Have you ever stopped to notice how some people get gray hair too early? In large cities like São Paulo, it is common to see young adults in their 20s, 30s with several light strands on their heads. Sometimes, after a stressful period in our lives, we may come across gray hair that we didn’t used to have recently.
This is because not only age or genetics influence how quickly our hair loses its color: stress can also give us a white head. But how?
Researchers from the Ribeirão Preto School of Medicine (FMRP), University of São Paulo (USP) investigated how the hair whitening process works through acute stress.
“It has long been said that stress causes hair to turn white. But, to date, this claim had no scientific basis. We proved in this study that the phenomenon does occur and we identified the mechanisms involved. In addition, we found a way to interrupt the process of bleaching due to stress ”, reveals Thiago Mattar Cunha, a member of CRID, to Agência Fapesp.
The research was conducted in partnership with Harvard University, under the coordination of Professor of Regenerative Biology Ya-Chieh Hsu. The results have just been published in the international scientific journal Nature.
Mattar Cunha explains how the discovery came about. “We were doing a study on pain in mice of the Black-C57 strain, whose coat is black.” After applying a toxin for weeks that induced a sensation of intense pain in the animal, an unexpected change was obtained: “a doctoral student observed that the animals had completely white hairs”.
The experiment was repeated a few times, until the USP group became convinced that the whitening of the wires had indeed been caused by the application of the substance.
Nervous system
The scientist explained that the sympathetic nervous system has an intimate relationship with stress. This division of the autonomic nervous system – composed of innervations that run alongside the spinal cord – controls the body’s responses to situations of imminent danger.
Through a surge of adrenaline and cortisol, the nervous system makes the heart beat faster, blood pressure rises, breathing accelerates and pupils dilate, among other effects.
“After injecting the toxin into the mice, we treated the animals with an antihypertensive agent capable of inhibiting neurotransmission. We observed that the capillary whitening process was blocked by the treatment ”, points out Thiago Mattar Cunha.
In another experiment, neurotransmission was interrupted by surgical removal of rodent’s sympathetic fibers. In this case too, hair depigmentation did not occur in the weeks following the procedure for inducing pain.
Harvard Study
During a period as a visiting professor at the American university, Thiago Mattar Cunha discovered that a group from Harvard had made discoveries similar to Brazilian research.
At that point, the researchers already knew that the stress associated with pain, in some way, caused the mice to “ripen” early in the melanocytic stem cells existing within the hair bulb. They are responsible for the generation of cells that produce melanin (melanocytes), a pigment that colors the hair.
“When we are young, these cells are in an undifferentiated state, like all stem cells. As we get older, they gradually differentiate and, when the process is complete, they stop producing melanocytes. We have shown that an intense sympathetic activation makes the differentiation process progress much faster. In other words, in our model, pain accelerated the aging of melanocytic stem cells ”, explains the scientist.
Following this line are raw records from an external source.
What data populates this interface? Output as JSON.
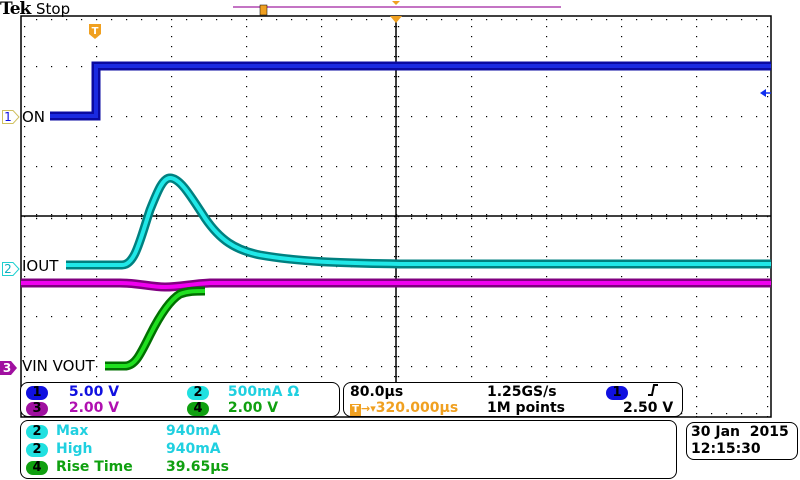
{
  "header": {
    "brand": "Tek",
    "status": "Stop"
  },
  "colors": {
    "ch1": "#1010e0",
    "ch2": "#00d8d8",
    "ch3": "#c000c0",
    "ch4": "#00a000",
    "trigger": "#f0a020",
    "grid": "#000000"
  },
  "channels": [
    {
      "id": "1",
      "label": "ON",
      "scale": "5.00 V"
    },
    {
      "id": "2",
      "label": "IOUT",
      "scale": "500mA Ω"
    },
    {
      "id": "3",
      "label": "VIN VOUT",
      "scale": "2.00 V"
    },
    {
      "id": "4",
      "label": "",
      "scale": "2.00 V"
    }
  ],
  "horizontal": {
    "time_per_div": "80.0µs",
    "trigger_position": "320.000µs",
    "sample_rate": "1.25GS/s",
    "record_length": "1M points"
  },
  "trigger": {
    "source": "1",
    "slope": "rising-edge",
    "level": "2.50 V"
  },
  "measurements": [
    {
      "channel": "2",
      "name": "Max",
      "value": "940mA"
    },
    {
      "channel": "2",
      "name": "High",
      "value": "940mA"
    },
    {
      "channel": "4",
      "name": "Rise Time",
      "value": "39.65µs"
    }
  ],
  "datetime": {
    "date": "30 Jan  2015",
    "time": "12:15:30"
  },
  "markers": {
    "trigger_glyph": "T"
  }
}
“The damaging impact of the stress we discovered is beyond what I expected,” says professor Ya-Chieh Hsu, the group’s coordinator at Harvard, to Agência Fapesp. “After just a few days, all melanocytic stem cells were lost. The damage is permanent ”, adds the teacher.
Blocking the process
According to the researchers, the discovery calls attention to negative side effects of a protective evolutionary response. “Acute stress, particularly the fight or flight response, has traditionally been seen as beneficial to an animal’s survival. But in this case, the acute stress caused the permanent depletion of stem cells ”, emphasizes to Agência Fapesp Bing Zhang, postdoctoral fellow in the laboratory of Hsu and first author of the article.
When the researchers repeated the procedure to induce pain and, at the same time, treated the animals with an inhibitor of the enzyme CDK, they observed that the process of differentiation of the melanocytic stem cell was prevented, as well as the whitening of hair.
“This data indicates that the CDK enzyme participates in the process and can, therefore, be a therapeutic target in the future. If this target is ever going to be used in the clinic, it is still early to know, but it is worth exploring better ”, says the researcher.